Similarly, after the model capabilities are further enhanced, AI-friendly documentation is also a very important topic. The accuracy of the code in the documentation becomes even more important. Incorrect documentation and knowledge will make your AI assistant difficult to trust.
Pre-build context
Pre-generated context means that before the user initiates a query or generates a request, the system builds a set of structured context data offline for a specific code repository, document, or SDK. These contexts are understood, processed, and organized so that they can be quickly retrieved and referenced at runtime, thereby improving the accuracy, relevance, and response speed of the code agent when generating, interpreting, or retrieving code.

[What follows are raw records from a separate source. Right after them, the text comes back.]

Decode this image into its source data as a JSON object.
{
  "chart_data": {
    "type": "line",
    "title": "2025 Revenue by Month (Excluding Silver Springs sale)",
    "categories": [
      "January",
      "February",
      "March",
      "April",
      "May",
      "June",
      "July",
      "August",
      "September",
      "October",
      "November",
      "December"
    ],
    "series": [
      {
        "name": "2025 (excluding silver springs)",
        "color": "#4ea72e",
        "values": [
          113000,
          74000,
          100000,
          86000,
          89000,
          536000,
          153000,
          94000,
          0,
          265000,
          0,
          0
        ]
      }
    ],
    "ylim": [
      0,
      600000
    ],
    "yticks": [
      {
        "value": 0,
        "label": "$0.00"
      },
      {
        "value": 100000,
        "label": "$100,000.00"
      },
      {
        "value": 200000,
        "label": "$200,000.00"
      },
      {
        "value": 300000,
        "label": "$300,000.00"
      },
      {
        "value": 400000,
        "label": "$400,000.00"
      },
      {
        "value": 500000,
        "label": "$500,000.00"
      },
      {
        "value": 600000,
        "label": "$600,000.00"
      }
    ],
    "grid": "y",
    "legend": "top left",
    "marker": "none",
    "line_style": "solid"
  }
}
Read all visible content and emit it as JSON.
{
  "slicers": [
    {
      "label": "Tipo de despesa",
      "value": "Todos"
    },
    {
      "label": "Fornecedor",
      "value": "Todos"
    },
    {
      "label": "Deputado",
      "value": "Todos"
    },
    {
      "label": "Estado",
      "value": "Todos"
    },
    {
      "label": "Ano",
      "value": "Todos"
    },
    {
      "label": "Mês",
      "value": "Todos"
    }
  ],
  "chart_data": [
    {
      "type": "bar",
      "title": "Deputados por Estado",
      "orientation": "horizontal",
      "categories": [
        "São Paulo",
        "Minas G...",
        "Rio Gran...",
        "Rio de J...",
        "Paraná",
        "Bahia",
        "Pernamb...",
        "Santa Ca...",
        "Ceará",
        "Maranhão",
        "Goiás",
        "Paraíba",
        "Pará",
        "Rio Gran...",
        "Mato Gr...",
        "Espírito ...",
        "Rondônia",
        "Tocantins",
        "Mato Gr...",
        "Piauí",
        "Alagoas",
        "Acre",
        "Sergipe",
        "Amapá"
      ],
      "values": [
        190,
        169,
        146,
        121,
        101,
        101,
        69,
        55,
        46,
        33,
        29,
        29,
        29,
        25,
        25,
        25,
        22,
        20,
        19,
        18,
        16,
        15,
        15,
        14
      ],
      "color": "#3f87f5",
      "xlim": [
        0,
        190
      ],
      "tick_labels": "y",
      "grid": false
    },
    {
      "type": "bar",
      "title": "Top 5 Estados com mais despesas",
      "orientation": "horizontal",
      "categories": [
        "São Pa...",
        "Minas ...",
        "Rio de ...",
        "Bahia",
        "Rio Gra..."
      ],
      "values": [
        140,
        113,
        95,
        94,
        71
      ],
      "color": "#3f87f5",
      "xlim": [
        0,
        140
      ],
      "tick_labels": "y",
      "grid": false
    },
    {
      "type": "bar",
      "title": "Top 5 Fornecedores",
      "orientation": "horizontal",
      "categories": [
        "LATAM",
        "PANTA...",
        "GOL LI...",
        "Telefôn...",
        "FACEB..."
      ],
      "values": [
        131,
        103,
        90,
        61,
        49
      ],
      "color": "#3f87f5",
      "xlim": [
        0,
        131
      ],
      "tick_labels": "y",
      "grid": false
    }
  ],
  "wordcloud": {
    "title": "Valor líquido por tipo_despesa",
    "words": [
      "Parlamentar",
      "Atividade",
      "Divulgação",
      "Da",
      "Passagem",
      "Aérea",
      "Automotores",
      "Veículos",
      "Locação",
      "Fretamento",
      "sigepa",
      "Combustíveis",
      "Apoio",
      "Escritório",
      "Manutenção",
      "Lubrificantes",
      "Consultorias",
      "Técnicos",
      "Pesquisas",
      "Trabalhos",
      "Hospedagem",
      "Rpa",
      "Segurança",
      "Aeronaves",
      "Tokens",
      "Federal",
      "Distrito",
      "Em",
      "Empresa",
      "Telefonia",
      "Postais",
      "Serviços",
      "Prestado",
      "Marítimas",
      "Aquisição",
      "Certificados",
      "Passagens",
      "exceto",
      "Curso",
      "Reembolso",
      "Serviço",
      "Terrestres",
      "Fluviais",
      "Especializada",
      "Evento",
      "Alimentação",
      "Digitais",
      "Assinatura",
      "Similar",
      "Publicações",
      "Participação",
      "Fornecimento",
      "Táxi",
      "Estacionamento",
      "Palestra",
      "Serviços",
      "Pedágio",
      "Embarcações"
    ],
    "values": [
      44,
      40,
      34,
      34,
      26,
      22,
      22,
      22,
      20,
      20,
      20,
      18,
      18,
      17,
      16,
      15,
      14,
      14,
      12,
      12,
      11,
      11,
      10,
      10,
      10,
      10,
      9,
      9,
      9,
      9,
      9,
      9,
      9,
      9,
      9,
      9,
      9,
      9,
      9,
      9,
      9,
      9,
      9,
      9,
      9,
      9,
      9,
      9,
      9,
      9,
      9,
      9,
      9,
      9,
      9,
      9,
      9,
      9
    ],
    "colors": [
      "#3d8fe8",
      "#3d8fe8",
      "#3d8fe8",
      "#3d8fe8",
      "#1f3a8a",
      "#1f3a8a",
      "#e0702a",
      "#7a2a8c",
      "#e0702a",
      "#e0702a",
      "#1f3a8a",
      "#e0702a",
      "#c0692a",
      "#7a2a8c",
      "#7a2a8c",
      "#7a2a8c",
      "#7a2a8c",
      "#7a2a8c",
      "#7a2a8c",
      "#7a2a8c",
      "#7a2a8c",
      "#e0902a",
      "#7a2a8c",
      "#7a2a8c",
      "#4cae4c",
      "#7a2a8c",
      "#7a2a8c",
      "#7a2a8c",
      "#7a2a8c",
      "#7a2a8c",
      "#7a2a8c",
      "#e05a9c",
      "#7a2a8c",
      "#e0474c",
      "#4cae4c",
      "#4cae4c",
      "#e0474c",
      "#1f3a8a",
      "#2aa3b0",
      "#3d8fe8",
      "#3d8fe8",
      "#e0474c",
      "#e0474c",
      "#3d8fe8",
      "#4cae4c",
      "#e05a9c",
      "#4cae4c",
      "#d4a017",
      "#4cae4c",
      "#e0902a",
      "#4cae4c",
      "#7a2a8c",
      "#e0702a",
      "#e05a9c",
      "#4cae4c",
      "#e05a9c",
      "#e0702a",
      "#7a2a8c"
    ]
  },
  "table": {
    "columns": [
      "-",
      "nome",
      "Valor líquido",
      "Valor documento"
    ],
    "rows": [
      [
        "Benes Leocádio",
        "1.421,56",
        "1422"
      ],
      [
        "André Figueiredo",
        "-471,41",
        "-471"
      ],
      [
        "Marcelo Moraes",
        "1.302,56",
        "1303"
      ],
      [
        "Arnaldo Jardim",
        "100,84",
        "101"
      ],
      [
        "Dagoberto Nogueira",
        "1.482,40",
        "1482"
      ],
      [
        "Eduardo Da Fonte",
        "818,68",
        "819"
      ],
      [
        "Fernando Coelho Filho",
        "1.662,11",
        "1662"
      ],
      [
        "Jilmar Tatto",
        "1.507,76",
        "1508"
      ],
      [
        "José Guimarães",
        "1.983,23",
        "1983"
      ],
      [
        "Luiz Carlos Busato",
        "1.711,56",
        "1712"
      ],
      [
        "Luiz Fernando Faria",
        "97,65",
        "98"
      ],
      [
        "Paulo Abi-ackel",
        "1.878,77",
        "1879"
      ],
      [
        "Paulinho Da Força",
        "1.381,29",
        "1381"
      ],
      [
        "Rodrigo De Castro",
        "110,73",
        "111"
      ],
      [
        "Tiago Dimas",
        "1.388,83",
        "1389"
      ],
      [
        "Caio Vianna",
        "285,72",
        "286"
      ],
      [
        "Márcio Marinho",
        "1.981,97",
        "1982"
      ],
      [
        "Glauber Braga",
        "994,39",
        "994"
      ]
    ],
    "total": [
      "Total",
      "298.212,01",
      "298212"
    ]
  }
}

Its core elements include:
Extraction and parsing of documents and codes : including API documentation, source code comments, sample codes, change logs, etc.;
Semantic understanding and summary generation : extracting meta-information such as key capabilities, uses, and limitations;
Vectorization and index construction : Build embedding indexes for fast semantic retrieval;
Version binding and content update strategy : ensure that the context is always consistent with a specific version;
AutoDev Explore: AutoDev Context Worker
Based on the above ideas and research, we started to build AutoDev Context Worker. Combined with the capabilities of our AutoDev IDE plugin, the following are our basic ideas:
Deep project analysis and AST construction are structured . Context Worker performs deep analysis on the entire project (or specified module scope). This includes building a complete AST, identifying all functions, classes, interfaces and their signatures, and comments (docstrings). At the same time, it analyzes project dependencies (internal modules and external library dependencies) and builds a preliminary dependency graph.
Automatic code summary and "intention" annotation : For code blocks (functions, complex logic sections) that lack good annotations, try to use LLM to pre-generate concise summaries or "intention descriptions". For some key architectural components or core algorithms, specific tags or metadata can be pre-marked.
Build a project-level knowledge graph : parse the code entities (classes, functions, variables, etc.) and their relationships (calls, inheritance, implementations, references, etc.), and build a knowledge graph around the domain model, annotating the semantics and contextual information of the entities.
…
Through these pre-calculation and pre-organization work, Context Worker aims to provide high-quality, immediately available, and deeply structured context for AI-assisted R&D functions (such as code generation, defect repair, code refactoring, requirements understanding, etc.). It solves the problems of incomplete, inaccurate context, and low retrieval efficiency that may occur in traditional RAG when processing complex codes, thereby better realizing the concept of "AI-friendly architecture" and enabling higher-level AI automatic programming capabilities.
Summarize
This paper explores pre-generated context as a key mechanism to enhance AI programming capabilities. The uncertainty and knowledge quality issues faced by traditional RAG methods make pre-generated context a more reliable alternative. By comparing and analyzing the limitations of current code retrieval methods, we can see that although key information-based retrieval is fast, it has limited understanding, and pre-generated document tools such as DeepWiki have made progress but are still insufficient when dealing with complex code logic.
Pre-generated context represents an important practice of AI-friendly architecture, which combines the structured thinking of traditional software engineering with the generation ability of AI large models, paving the way for the next generation of intelligent programming tools. By actively building rather than passively retrieving code context, we can better enable AI to understand and modify existing code bases, allowing developers to focus more on creative work rather than repetitive tasks.